Wahlthemen: Mindestlohn, Abtreibung und mehr
Der Machtwechsel in Washington dürfte die Wall Street nicht nachhaltig belasten – einige Branchen aber schon. Zum Beispiel den Einzelhandel, die Fastfood-Ketten oder andere Dienstleister, denn die müssen wohl bald den Mindestlohn für ihre Mitarbeiter anheben.
Den Mindestlohn anzuheben, der seit 1997 unangetastet bei 5,15 Dollar pro Stunde liegt, ist wohl das eiligste Projekt für die Demokraten, die nach den Kongresswahlen die Mehrheit im Abgeordnetenhaus haben und möglicherweise auch den Senat kontrollieren werden. Während sich viele Politiker Ziele für die ersten hundert Tage setzen, will die neue Sprecherin des Abgeordnetenhauses, die Kalifornierin Nancy Pelosi, den Mindestlohn schon „in den ersten hundert Stunden“ durchboxen.

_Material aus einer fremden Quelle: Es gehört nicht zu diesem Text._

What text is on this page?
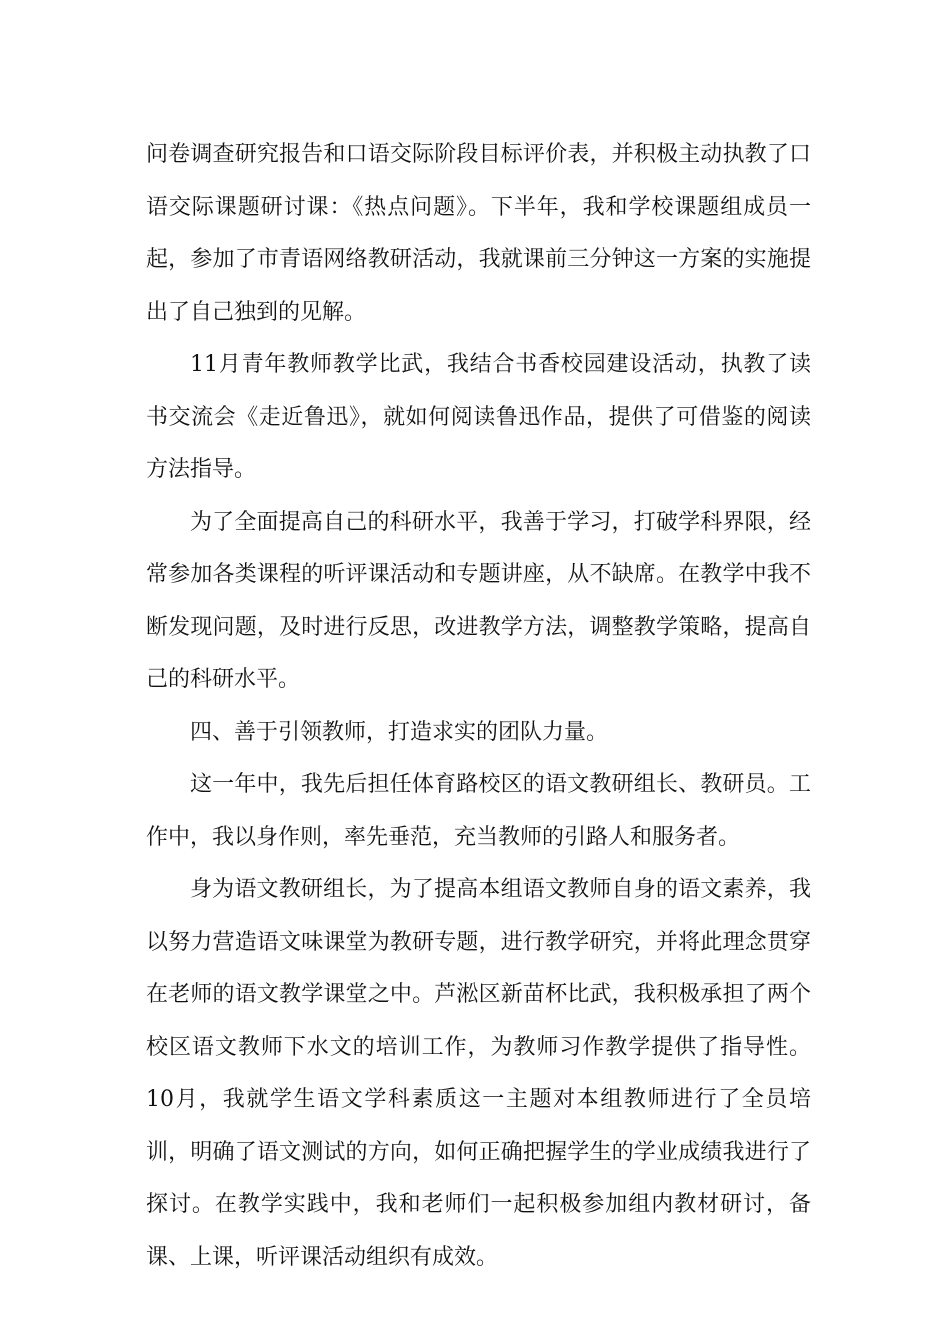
问卷调查研究报告和口语交际阶段目标评价表，并积极主动执教了口语交际课题研讨课：《热点问题》。下半年，我和学校课题组成员一起，参加了市青语网络教研活动，我就课前三分钟这一方案的实施提出了自己独到的见解。

11月青年教师教学比武，我结合书香校园建设活动，执教了读书交流会《走近鲁迅》，就如何阅读鲁迅作品，提供了可借鉴的阅读方法指导。

为了全面提高自己的科研水平，我善于学习，打破学科界限，经常参加各类课程的听评课活动和专题讲座，从不缺席。在教学中我不断发现问题，及时进行反思，改进教学方法，调整教学策略，提高自己的科研水平。

四、善于引领教师，打造求实的团队力量。

这一年中，我先后担任体育路校区的语文教研组长、教研员。工作中，我以身作则，率先垂范，充当教师的引路人和服务者。

身为语文教研组长，为了提高本组语文教师自身的语文素养，我以努力营造语文味课堂为教研专题，进行教学研究，并将此理念贯穿在老师的语文教学课堂之中。芦淞区新苗杯比武，我积极承担了两个校区语文教师下水文的培训工作，为教师习作教学提供了指导性。10月，我就学生语文学科素质这一主题对本组教师进行了全员培训，明确了语文测试的方向，如何正确把握学生的学业成绩我进行了探讨。在教学实践中，我和老师们一起积极参加组内教材研讨，备课、上课，听评课活动组织有成效。
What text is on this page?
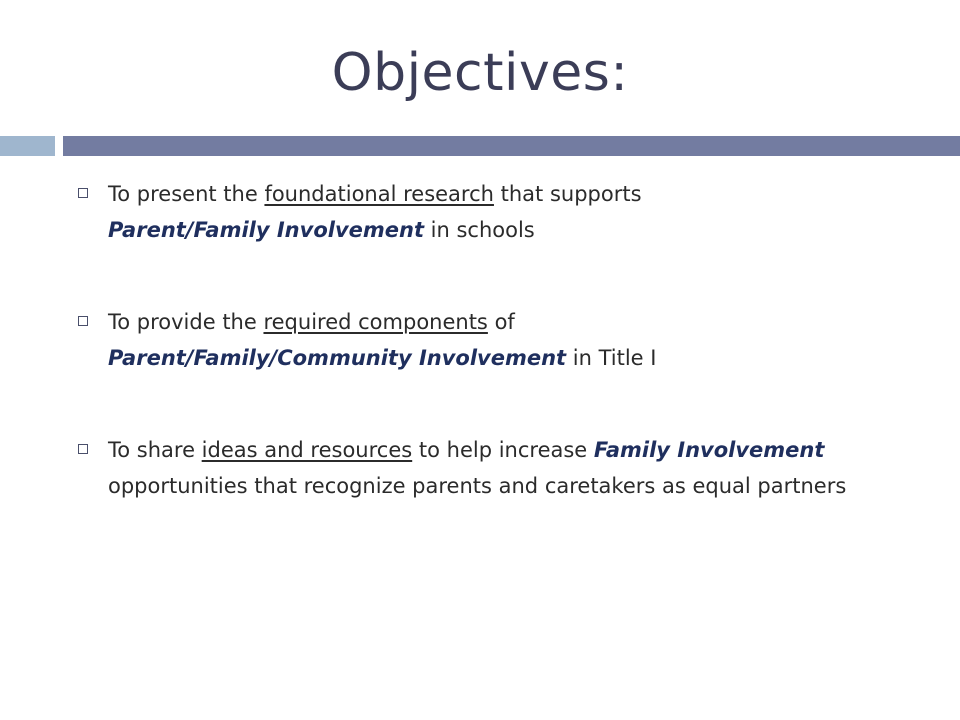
Objectives:
To present the foundational research that supports
Parent/Family Involvement in schools
To provide the required components of
Parent/Family/Community Involvement in Title I
To share ideas and resources to help increase Family Involvement opportunities that recognize parents and caretakers as equal partners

Auf allzu harten Widerstand wird sie dabei nicht stoßen, nicht einmal von Seiten der Republikaner. Die haben den Mindestlohn zwar bewusst niedrig gehalten und hätten eine Anhebung – nicht einmal um die Inflation auszugleichen – nie und nimmer auf der Agenda gehabt. Doch hat der Wähler seine Meinung in diesem Bereich deutlich gemacht. Nicht nur mit einer generellen Absage an die Republikaner, die wohl mehr mit der Krise im Irak zusammenhängt als mit konjunkturellen Hintergründen, sondern auch mit Abstimmungen in sechs Staaten, in denen das Thema Mindestlohn mit auf dem Wahlzettel stand.
In allen sechs Staaten, in Ohio, Missouri, Montana, Nevada, Arizona und Colorado sprach sich die klare Mehrheit der Wähler für einen höheren Mindestlohn aus. In Ohio votierten 56 Prozent für eine Anhebung um 33 Prozent auf 6,85 Dollar, in den übrigen Staaten geht es zunächst um Anhebungen auf 6,15 Dollar bis 6,50 Dollar – oder auf das nationale Niveau, sollte das noch höher sein. Es wird: Bekanntes Ziel der Demokraten im Kongress ist eine Anhebung um ganze 40 Prozent auf 7,25 Dollar.
Die Mindestlohn-Debatte war im Rahmen des allgemeinen Wahlkampfes sehr heftig geführt worden. Zahlreiche Branchenverbände wie der Verband der unabhängigen Klein-Unternehmenr, die National Federation of Independent Business, oder die National Restaurant Association drohten mit katastrophalen Folgen für den Arbeitsmarkt. Höhere Löhne führten direkt zu weniger Arbeitsplätzen, hieß es – offensichtlich ohne Wirkung bei einer Mehrheit der Wähler, denen mehr an höheren Löhnen im Sinne sozialer Gerechtigkeit lag.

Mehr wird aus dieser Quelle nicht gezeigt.